- There are several different types of air conditioning systems on the market today
- Forced-air is the most common air conditioning system for residential properties
- If you find that you only need cool air sporadically throughout the warm months, you may be interested in the air-source heat pump system
Summers can be hot in Salt Lake City and Park City. Having an air conditioner can keep your home cool and comfortable in the heat. Before you install or replace your air conditioner, make sure you are familiar with the various options available to you. There are several different types of air conditioning systems on the market today. Consider which one is best for you and your home.
Air-Source Heat Pumps
If you find that you only need cool air sporadically throughout the warm months, you may be interested in the air-source heat pump system. This system is a dual system and can heat and cool your home. The system relies on a pump to condense warm air moving it either indoors or outdoors depending on its setting.
When the system is set to cool, the pumps draw heat from your house, compress it, and then release it outside. In order to heat your home, the system reverses the process, taking heat from the outside, compressing it, and blowing it into the rooms.
While the air-source heat pump system tends to be more expensive than some other devices, with an average installation price of $6,000, this air conditioning system is one of the most energy efficient units available. This system is appropriate for temperate climates. If you’re using an air-source heat pump system in very extreme climates, you may need to install additional air conditioners or heaters.
A ductless system is comprised of an outdoor unit and several small counterparts mounted near the ceiling in each room of your home. The outdoor unit contains a compressor which feeds a refrigerant (a chemical liquid), electricity, and air into the smaller units. Cool air flows from these units, keeping the rooms at the temperature you desire.
The ductless air conditioning system is a good option if you’re looking to reduce your energy usage. It uses up to 30% less energy that the forced-air system. With an initial cost of $3,000 to $5,000, this system is one of the more budget-friendly options.
The forced-air system is the most common air conditioning system for residential properties. It is a pretty basic system that uses a central conditioning unit with a system of attached ducts. Air cooled in the conditioning unit is forced through the ducts and blown through vents in the rooms of your house.
This system operates continually until the whole home reaches your desired temperature. Once the house is cooled, the system shuts off and will turn on again as the temperature rises.
Geothermal Heat Pumps
Though the initial installation cost of a geothermal heat pump system is between $10,000 to $30,000, it is one of the most energy-efficient models for heating and cooling your house. In the long run, the system can save you money.
The geothermal heat pump system uses liquid-filled pipes buried below the ground to regulate the air temperatures in your home. Through a system of transferring and condensing energy from the pipes in the ground, your home can be kept cool or warm depending on the season.

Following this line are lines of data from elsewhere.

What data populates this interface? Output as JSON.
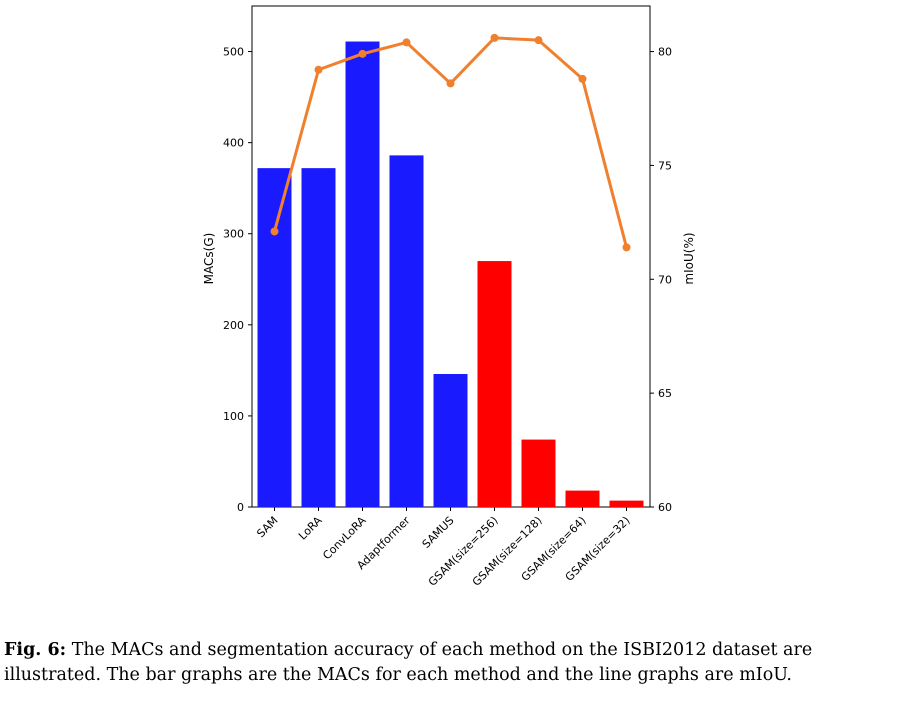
{
  "chart_data": {
    "type": "bar",
    "categories": [
      "SAM",
      "LoRA",
      "ConvLoRA",
      "Adaptformer",
      "SAMUS",
      "GSAM(size=256)",
      "GSAM(size=128)",
      "GSAM(size=64)",
      "GSAM(size=32)"
    ],
    "series": [
      {
        "type": "bar",
        "axis": "left",
        "values": [
          372,
          372,
          511,
          386,
          146,
          270,
          74,
          18,
          7
        ],
        "colors": [
          "#1a1aff",
          "#1a1aff",
          "#1a1aff",
          "#1a1aff",
          "#1a1aff",
          "#ff0000",
          "#ff0000",
          "#ff0000",
          "#ff0000"
        ]
      },
      {
        "type": "line",
        "axis": "right",
        "values": [
          72.1,
          79.2,
          79.9,
          80.4,
          78.6,
          80.6,
          80.5,
          78.8,
          71.4
        ],
        "color": "#f07f2e"
      }
    ],
    "ylabel": "MACs(G)",
    "ylabel_right": "mIoU(%)",
    "ylim": [
      0,
      550
    ],
    "ylim_right": [
      60,
      82
    ],
    "yticks": [
      0,
      100,
      200,
      300,
      400,
      500
    ],
    "yticks_right": [
      60,
      65,
      70,
      75,
      80
    ],
    "grid": false,
    "legend": "none"
  },
  "caption": {
    "label": "Fig. 6:",
    "text": " The MACs and segmentation accuracy of each method on the ISBI2012 dataset are illustrated. The bar graphs are the MACs for each method and the line graphs are mIoU."
  }
}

Installing the system is labor intensive. You must dig trenches to lay the pipes, but once running, the system can last up to 50 years, twice as long as the more traditional conditioning units. It rarely needs major repairs.
Using a geothermal heat pump often comes with federal tax incentives. In recent years, homeowners were offered tax credit with monies included on your subsequent tax return. In addition, depending on where you live, there may be more local incentives, so do your research.
Variable-Speed Air Handler
Though not a unique air conditioning system itself, the variable-speed air handler can be used in conjunction with a forced-air system. This added component changes the speed at which the cool air is circulated through your home. In the morning, the system kicks on at full speed, initiating the desired temperature. Instead of shutting off completely, like the standard forced-air unit, it stays on but slows down. It continually maintains the set temperature throughout the day.
Despite running all day, this system saves energy by avoiding continual full stops and restarts. It uses less electricity and causes less stress to the system, ensuring a longer life for your unit.